The amount of oil extracted from soybeans differs according to the processing method followed, which is not exactly similar across the world. It appears the factories within a region or country tend to follow similar methods, which results in similar end product specifications.
3. Thermal processing

The solvent extraction method used for oil removal from soybeans involves a certain degree of thermal processing. This cooking can be mild or severe, depending on the processing method and quality of machinery. Exposure to high temperatures denatures the protein and renders it less digestible/available to animals. This is a major issue that greatly diminishes the value of the primary source of animal feed protein worldwide.
In brief, the resulting end nutritive value of soybean meal has nothing to do with country of origin, but rather with processing methods that tend to be similar within a country. This is why soybean meal purchases are often characterized by country of origin.
"Soybean meal is not the same ingredient everywhere as its nutritive value depends on country of origin"
Crude protein concentration has been and remains the most important aspect in quality control for soybean meal. But, soybean meal is an international commodity, and despite being used throughout the world, it is exported by a handful of countries. It pays then to focus on such major exporters to investigate whether their processing conditions affect not only protein concentration, but also protein quality, which is equally important.
In a recent study published in Poultry Science, the nutrient composition, ileal amino acid (AA) digestibility, and apparent metabolizable energy for poultry (AME) of 55 soybean meal (SBM) samples were evaluated from the United States (US; n = 16), Argentina (ARG; n = 16), Brazil (BRA; n = 10), and India (IND; n = 13). Samples were collected from commercial mills in Southeast Asia, and they were compared using laboratory analyses and animal studies.
There were significant (P < 0.05 to 0.001) differences due to origin in crude protein (CP), fat, ash, fiber and non-starch polysaccharide (NSP) contents of SBM. The average CP content of US, ARG, BRA, and IND samples was determined to be 47.3, 46.9, 48.2 and 46.4 percent (as-fed basis), respectively. Compared with SBM from other origins, crude fiber and NSP contents were lower (P < 0.05) and sucrose content was higher (P < 0.05) in the US samples. The IND samples had the highest (P < 0.05) contents of fiber, ash and NSP, and lowest (P < 0.05) contents of fat and sucrose. Differences (P < 0.0001) were also observed due to country of origin for in vitro protein quality measures (urease index, KOH protein solubility, and trypsin inhibitor activity). Significant (P < 0.001) effects due to origin were ob-served for all minerals. Soybean meal from the US and IND had higher (P < 0.05) calcium contents (0.45 percent) compared with those from ARG and BRA (0.28–0.31%). Phosphorus and potassium contents were lowest (P < 0.05) in SBM from IND, and no differences (P > 0.05) were observed in SBM from other origins. Iron content was markedly high (928 mg/kg) in SBM from IND compared with those from other origins (103–134 mg/kg).

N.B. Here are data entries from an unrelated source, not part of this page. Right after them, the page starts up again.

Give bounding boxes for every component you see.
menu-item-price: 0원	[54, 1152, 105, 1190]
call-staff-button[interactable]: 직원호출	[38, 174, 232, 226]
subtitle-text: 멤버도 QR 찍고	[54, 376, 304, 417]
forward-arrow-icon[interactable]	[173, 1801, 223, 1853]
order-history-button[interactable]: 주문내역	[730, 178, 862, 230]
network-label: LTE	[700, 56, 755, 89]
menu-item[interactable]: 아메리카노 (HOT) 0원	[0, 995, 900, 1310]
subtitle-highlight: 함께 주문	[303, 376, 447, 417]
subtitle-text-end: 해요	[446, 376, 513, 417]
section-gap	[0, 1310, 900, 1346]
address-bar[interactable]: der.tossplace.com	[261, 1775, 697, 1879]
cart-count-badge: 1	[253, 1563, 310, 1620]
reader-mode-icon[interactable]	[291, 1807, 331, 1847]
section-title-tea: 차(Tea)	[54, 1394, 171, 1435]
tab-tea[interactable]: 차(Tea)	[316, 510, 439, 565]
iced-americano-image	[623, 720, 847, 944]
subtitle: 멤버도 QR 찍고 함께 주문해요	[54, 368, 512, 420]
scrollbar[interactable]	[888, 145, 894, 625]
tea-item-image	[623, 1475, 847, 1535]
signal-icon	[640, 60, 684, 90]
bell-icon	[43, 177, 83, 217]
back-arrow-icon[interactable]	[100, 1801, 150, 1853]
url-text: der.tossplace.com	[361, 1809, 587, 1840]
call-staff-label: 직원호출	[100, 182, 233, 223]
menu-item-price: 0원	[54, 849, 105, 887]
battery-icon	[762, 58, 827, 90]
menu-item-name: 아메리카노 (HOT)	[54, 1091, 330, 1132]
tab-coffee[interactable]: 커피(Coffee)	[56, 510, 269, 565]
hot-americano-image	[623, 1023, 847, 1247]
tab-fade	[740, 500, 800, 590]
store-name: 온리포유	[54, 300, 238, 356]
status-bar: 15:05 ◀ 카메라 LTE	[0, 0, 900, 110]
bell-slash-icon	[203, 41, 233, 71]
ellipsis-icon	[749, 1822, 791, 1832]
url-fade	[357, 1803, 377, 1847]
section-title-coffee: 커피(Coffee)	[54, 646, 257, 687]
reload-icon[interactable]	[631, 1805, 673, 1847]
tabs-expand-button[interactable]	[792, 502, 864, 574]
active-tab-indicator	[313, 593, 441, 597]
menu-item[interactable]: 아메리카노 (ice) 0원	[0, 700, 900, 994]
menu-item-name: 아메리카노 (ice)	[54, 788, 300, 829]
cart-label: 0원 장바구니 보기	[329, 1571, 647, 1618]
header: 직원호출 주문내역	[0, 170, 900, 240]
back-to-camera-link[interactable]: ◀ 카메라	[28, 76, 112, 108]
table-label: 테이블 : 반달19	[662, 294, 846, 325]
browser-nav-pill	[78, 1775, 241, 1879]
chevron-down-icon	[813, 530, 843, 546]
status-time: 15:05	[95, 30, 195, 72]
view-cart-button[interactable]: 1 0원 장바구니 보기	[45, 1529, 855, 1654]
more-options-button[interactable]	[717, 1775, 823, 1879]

Major origin-related differences (P < 0.0001) were observed in the AME of SBM. The average AME content of US, ARG, BRA and IND samples was 2,375, 2,227, 2,317 and 2,000 kcal/kg (as-fed basis), respectively. Total AA contents of US, ARG, BRA, and IND samples were similar (P > 0.05) for 9 of the 17 amino acids. Major differences (P < 0.05 to P < 0.001) due to origin were determined for the digestibility of all AA. The IND samples had the lowest (P < 0.05) digestibility and no differences (P > 0.05) between samples from other 3 origins. However, the digestible CP content of US SBM was higher (P < 0.05) than those of ARG and IND, but similar (P > 0.05) to that from BRA. The digestible CP contents of SBM from the US, ARG, BRA, and IND were 40.0, 38.6, 39.8, and 36.7 percent, respectively. Digestible contents of indispensable AA, in general, followed the same trend as that of digestible CP.
In conclusion, the present evaluation showed that major differences in nutritive value do exist between SBM from different origins in terms of nutrient contents, AME, and digestible AA.